Dutch Designer Felix Mollinga has developed a very interesting path to a final product. He uses a desktop 3D printer to 3D print a frame for a lamp. This frame is then submerged into a solution and crystals grow on top of the polymer frames. This leaves him with a very natural object that was made through 3D printing.
According to Felix,
“The process of 3D-printing and the forming of mineral crystals seem worlds apart, but are actually based on the same principle, slowly materializing layer by layer. Fascinated by their similarities and differences, I managed to manipulate them into a co-creative unity. Both materials need a day to complete their part of the structure. The printing is controlled, precise, and industrial. The crystals are unpredictable, stubborn, and organic. One strengthens fragility and the other contributes sparkle and translucency.”
These kinds of combinations of the natural and the mechanical are all the rage at the moment. We seem to be at a particular place where we miss the natural world and want to create using it not destroy it through needless production. Combining automated mechanical production processes with the random soft touch of nature also makes manufactured things seem like they are more noble and permanent.
Felix says that,
“When combining these materials, I aim to make them co-dependant. The crystals cannot grow in thin air, they are fragile, look precious, and will cling to any support they can grab onto. 3D printing allows for any shape, virtually unlimited intricacy, and a way to ‘design the crystals’. They are a perfect fit.”
Felix first started experimenting with growing crystals on 3D prints in 2017. Now a few years later he makes final products with them that you can buy.
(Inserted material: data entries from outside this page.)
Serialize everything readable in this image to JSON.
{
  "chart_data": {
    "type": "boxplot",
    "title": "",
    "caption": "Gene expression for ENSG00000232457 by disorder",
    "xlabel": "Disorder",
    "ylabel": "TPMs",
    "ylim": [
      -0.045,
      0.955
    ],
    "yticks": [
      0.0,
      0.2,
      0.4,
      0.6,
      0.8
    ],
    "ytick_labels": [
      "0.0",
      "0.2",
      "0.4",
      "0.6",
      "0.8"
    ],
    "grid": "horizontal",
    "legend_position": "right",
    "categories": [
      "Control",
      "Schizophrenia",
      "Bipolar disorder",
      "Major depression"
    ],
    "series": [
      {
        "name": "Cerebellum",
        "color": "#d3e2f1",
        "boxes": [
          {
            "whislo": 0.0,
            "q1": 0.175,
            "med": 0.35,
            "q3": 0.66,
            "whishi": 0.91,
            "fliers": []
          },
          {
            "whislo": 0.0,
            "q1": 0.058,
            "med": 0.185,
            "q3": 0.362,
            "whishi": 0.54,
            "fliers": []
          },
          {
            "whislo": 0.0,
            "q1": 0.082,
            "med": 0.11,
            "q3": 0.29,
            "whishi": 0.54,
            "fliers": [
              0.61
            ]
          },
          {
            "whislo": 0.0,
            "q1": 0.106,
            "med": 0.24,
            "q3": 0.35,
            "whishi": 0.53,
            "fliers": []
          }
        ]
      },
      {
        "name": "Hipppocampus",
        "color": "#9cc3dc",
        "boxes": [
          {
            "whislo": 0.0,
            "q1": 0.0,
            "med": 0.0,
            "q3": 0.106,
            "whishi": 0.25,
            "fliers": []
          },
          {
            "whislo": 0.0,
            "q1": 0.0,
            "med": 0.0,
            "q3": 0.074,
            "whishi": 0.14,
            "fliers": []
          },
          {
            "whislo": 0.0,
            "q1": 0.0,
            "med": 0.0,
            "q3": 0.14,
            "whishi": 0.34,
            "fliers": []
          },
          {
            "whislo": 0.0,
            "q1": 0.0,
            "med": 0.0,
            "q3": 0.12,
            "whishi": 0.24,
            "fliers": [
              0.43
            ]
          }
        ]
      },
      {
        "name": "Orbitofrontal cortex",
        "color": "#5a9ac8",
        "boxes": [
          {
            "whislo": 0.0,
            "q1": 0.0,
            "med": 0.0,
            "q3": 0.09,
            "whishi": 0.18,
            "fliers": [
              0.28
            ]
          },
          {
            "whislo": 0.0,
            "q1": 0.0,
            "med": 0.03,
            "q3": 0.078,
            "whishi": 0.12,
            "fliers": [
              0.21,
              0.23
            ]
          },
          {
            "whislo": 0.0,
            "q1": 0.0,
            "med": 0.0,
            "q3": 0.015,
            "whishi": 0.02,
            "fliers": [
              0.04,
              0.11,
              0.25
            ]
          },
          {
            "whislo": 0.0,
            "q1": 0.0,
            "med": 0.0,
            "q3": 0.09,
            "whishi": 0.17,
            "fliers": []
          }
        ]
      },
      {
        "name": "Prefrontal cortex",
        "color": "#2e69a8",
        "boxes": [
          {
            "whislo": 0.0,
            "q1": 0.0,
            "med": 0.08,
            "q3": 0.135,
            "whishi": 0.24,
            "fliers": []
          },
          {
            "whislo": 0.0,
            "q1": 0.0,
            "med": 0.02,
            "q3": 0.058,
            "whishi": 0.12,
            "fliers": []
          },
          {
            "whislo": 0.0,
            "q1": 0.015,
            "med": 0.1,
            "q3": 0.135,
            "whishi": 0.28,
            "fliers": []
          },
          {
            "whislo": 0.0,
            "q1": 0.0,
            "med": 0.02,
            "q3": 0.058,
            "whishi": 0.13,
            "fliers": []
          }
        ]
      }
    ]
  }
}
The lamps are beautiful and feel like a cave like structure when you touch them. They diffuse the light in a very natural way as well. I really wonder if there are not many industrial applications for this or similar processes. The combination of unique geometries with crystal materials could be a very exciting one. Growing jewelry would be a very nice application and I could also see how a kit like this could be a very immersive experience of growing your own jewelry in your house. Let’s start now honey so we have something for our first anniversary.
And you could apply this technique to just about any furniture or decorative item generally. In industry synthetic quartz and emeralds crystals are already made in autoclaves. Rather than needing to machine the crystals it would be interesting to know if end-use products could emerge if the crystal growth could be stimulated and controlled via the geometry of the frame. Could frame geometry create crystals with new properties that could be applied to new areas? Could this be used to grow semiconducting crystals in some kind of advantageous way? What if we made the frames out of an easy to dissolve material that we could remove, what would be possible then? Are there possible applications in things like optics? Could we use this to make inexpensive piezoelectric crystals? All in all a very interesting project that gives us plenty to think about.